EditorialPaperless stock market the way forward for Hong Kong
The fully digital system aims to boost efficiency and strengthen the city’s competitiveness as a leading financial centre

Physical share certificates will soon be collector’s items, but let’s hope most will be worth more than the proverbial wallpaper. Some 2,600 listed companies will transition to the new system in the next five years. Those that go public after November 16 will do so digitally.
Current investors may either keep their existing paper certificates or convert them into digital records.

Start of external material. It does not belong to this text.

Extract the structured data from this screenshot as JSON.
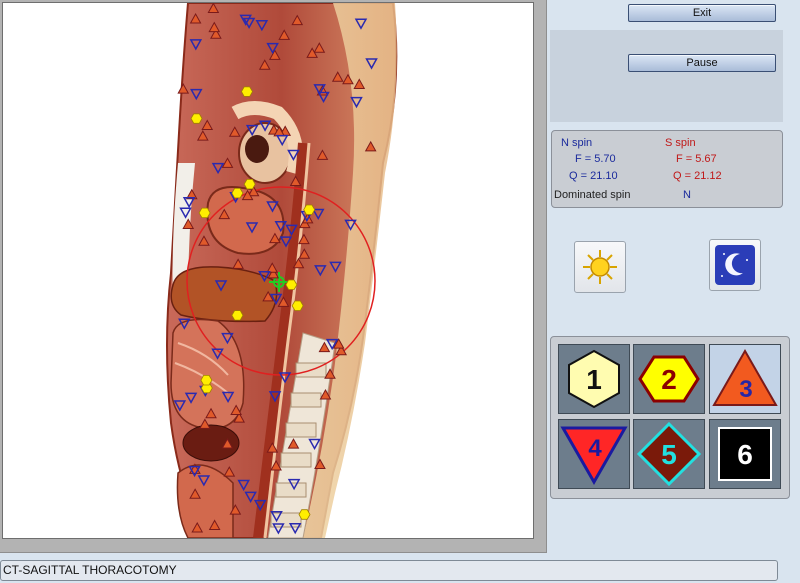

The world is going paperless, though not as quickly as many thought some years ago. Some uses of paper are still essential for many people, such as readers of books and newspapers. Investment records, though, are not among those. Certainly, digital storage can offer both safety and efficiency. Green activists will no doubt also support the changes.
If anything, we have been too slow in going paperless. Just consider the mountains of IPO literature that must be printed but which few people actually read. The SFC proposed digitalisation as early as 2002, but it was not a policy priority. Ahead of the launch of the scheme – formally, the uncertificated securities market regime – market players such as stockbrokers will be invited to test the system.
A clear advantage of the new system is that share certificates, once digitalised, can be fully integrated with blockchain technology and tokenisation, which the local banking and financial systems have been rapidly adopting. Eliminating paper and manual processes is a global investment market trend that Hong Kong, as a leading financial centre, can hardly escape.